Ryder to taki… typowy playboy. Na Montanę trafia przypadkiem, przeglądając Internet. Dziewczyna uwodzi mężczyzn swoimi idealnymi walorami. Jednak Ryder zwraca uwagę na coś innego niż jej uroda. Wsłuchuje się w jej cudowny głos i jest nią wręcz zauroczony.
Czy można się zakochać przez Internet? Czy można mówić o miłości? Czy taka relacja ma w ogóle szansę przetrwać? Muszę Wam powiedzieć, że jestem na to żywym przykładem. Swojego męża też „poznałam” Internetowo. A niedawno stuknęło nam 5 lat małżeństwa. Wszystko chyba zależy od perspektywy, i od tego, jak bardzo ludzie zaangażują się w taką relację.
Czy Eden (vel Montana) i Ryder będą potrafili odnaleźć się w sieci? Czy spotkają się na żywo? I czy ich kłamstwa nie przekreślą ich wspólnej przyszłości? O tym dowiecie się sięgając po najnowszą książkę Penelope Ward.
Ja mogę Wam jedynie powiedzieć, że jest to książka, która da się lubić. Mimo sztampowości i historii, która nie do końca przekonuje mnie, że mogłaby się zdarzyć naprawdę… Bo to trochę taka powieść o kopciuszku, który stracił rodziców i nagle pojawia się książę z bajki. Sami przyznajcie, że to wręcz nierealne. Ale my kobiety lubimy takie książki. W szczególności, gdy bardzo chcemy wierzyć w szczęśliwe zakończenia.

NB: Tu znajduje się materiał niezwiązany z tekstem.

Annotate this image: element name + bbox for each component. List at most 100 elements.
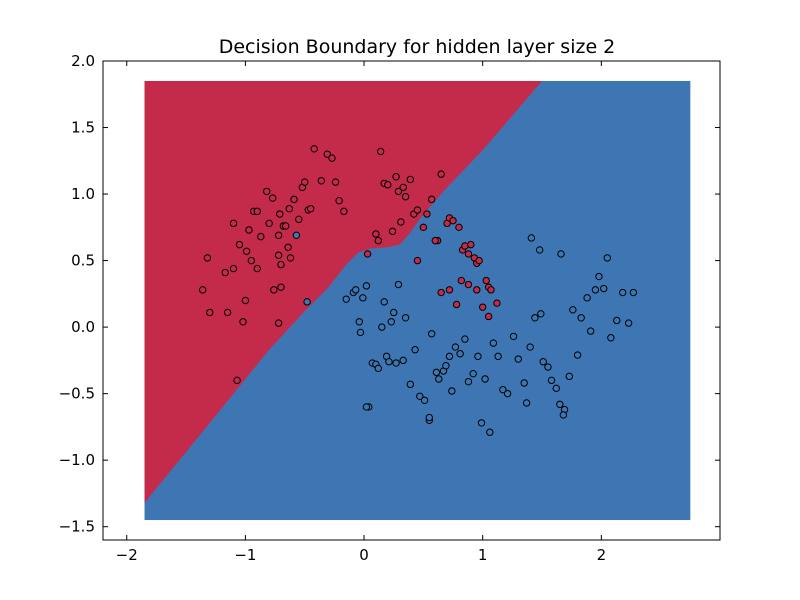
data-point-class-0 [363,250,372,258]
data-point-class-1 [401,314,410,322]
x-tick-label: 2 [597,546,607,564]
data-point-class-1 [531,314,539,322]
data-point-class-1 [432,368,441,377]
data-point-class-0 [306,204,315,213]
data-point-class-1 [456,350,464,358]
data-point-class-1 [586,327,595,335]
data-point-class-0 [284,243,292,251]
data-point-class-1 [527,234,536,242]
data-point-class-0 [473,286,481,294]
data-point-class-1 [526,343,534,351]
data-point-class-1 [573,351,582,359]
data-point-class-1 [352,286,360,294]
data-point-class-1 [499,385,507,394]
data-point-class-1 [486,428,494,436]
data-point-class-1 [514,355,522,363]
data-point-class-1 [494,352,502,361]
data-point-class-1 [603,254,611,262]
data-point-class-1 [565,372,574,381]
data-point-class-0 [253,264,261,273]
data-point-class-1 [544,363,552,371]
data-point-class-1 [387,318,396,326]
data-point-class-0 [482,276,490,285]
data-point-class-1 [427,330,436,338]
y-tick-label: 1.5 [71,119,95,137]
data-point-class-1 [292,231,301,240]
data-point-class-0 [282,222,290,230]
decision-regions [144,80,691,521]
data-point-class-0 [384,181,392,189]
data-point-class-1 [489,339,498,347]
y-tick-label: 0.0 [71,318,95,336]
y-tick-label: −1.0 [59,451,95,469]
data-point-class-0 [229,264,238,273]
x-tick-label: −2 [116,546,138,564]
data-point-class-1 [362,403,371,411]
data-points [198,145,638,436]
data-point-class-0 [274,231,283,240]
data-point-class-0 [268,194,277,202]
data-point-class-1 [362,282,371,290]
data-point-class-0 [235,240,244,249]
data-point-class-0 [461,242,469,250]
data-point-class-1 [595,272,603,281]
data-point-class-0 [335,197,343,205]
data-point-class-0 [277,260,285,269]
data-point-class-0 [277,283,285,291]
data-point-class-0 [455,223,463,232]
data-point-class-0 [323,150,331,158]
data-point-class-0 [406,175,415,184]
data-point-class-0 [437,170,445,178]
data-point-class-0 [401,193,410,201]
data-point-class-0 [274,251,283,259]
data-point-class-0 [464,250,473,258]
data-point-class-0 [301,178,309,186]
data-point-class-1 [445,352,454,361]
data-point-class-1 [577,314,585,322]
data-point-class-1 [629,288,638,297]
data-point-class-1 [435,375,443,383]
data-point-class-0 [445,286,454,294]
data-point-class-1 [469,369,477,378]
data-point-class-0 [257,232,265,241]
data-point-class-1 [552,384,560,393]
data-point-class-1 [522,399,531,407]
data-point-class-0 [374,236,382,245]
data-point-class-1 [374,364,382,373]
data-point-class-0 [274,319,283,327]
data-point-class-1 [559,411,568,419]
data-point-class-0 [203,254,212,262]
data-point-class-0 [233,376,241,385]
data-point-class-1 [619,288,627,297]
data-point-class-0 [242,247,251,255]
data-point-class-1 [481,375,489,383]
data-point-class-1 [406,380,415,389]
data-point-class-1 [607,334,615,342]
data-point-class-0 [397,218,405,226]
data-point-class-0 [331,178,340,186]
data-point-class-1 [442,361,450,370]
data-point-class-1 [303,298,311,306]
plot-frame [102,60,721,541]
data-point-class-1 [425,413,433,422]
data-point-class-0 [372,230,380,238]
data-point-class-0 [223,308,232,317]
data-point-class-0 [253,207,261,216]
data-point-class-1 [394,280,403,289]
data-point-class-1 [474,352,482,361]
data-point-class-0 [464,280,473,289]
data-point-class-0 [286,254,295,262]
data-point-class-0 [427,195,436,204]
region-class-0 [144,80,543,503]
data-point-class-1 [380,298,388,306]
data-point-class-0 [265,219,273,228]
data-point-class-1 [385,358,393,366]
data-point-class-0 [310,145,318,153]
data-point-class-1 [509,332,518,341]
data-point-class-0 [457,276,466,285]
data-point-class-0 [392,173,400,181]
data-point-class-1 [477,419,486,427]
data-point-class-0 [295,215,303,224]
data-point-class-0 [221,268,229,277]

Jeśli przytłoczyła Cię jesienna aura i potrzebujesz otulić się ciepłymi słowami – to ta książka jest właśnie dla Ciebie. Autorka pokazuje, że człowiek czasem jest zmuszony wybrać dla siebie zupełnie inną drogę niż sobie wymarzył. Pokazuje, że poświęcenie ma różne oblicza. A przypadkowe spotkanie może wywrócić czyjeś życie o 180 stopni. Czasami oceniamy kogoś na podstawie pozorów. Zupełnie krzywdząco. „Miłość online” jest trochę takim drogowskazem. To co na pozór wydaje się być… złe i niegodne. Po bliższym poznaniu okazuje się, że tkwiliśmy w błędzie. Że zamiast kogoś poznać, łatwiej było nam go zaszufladkować.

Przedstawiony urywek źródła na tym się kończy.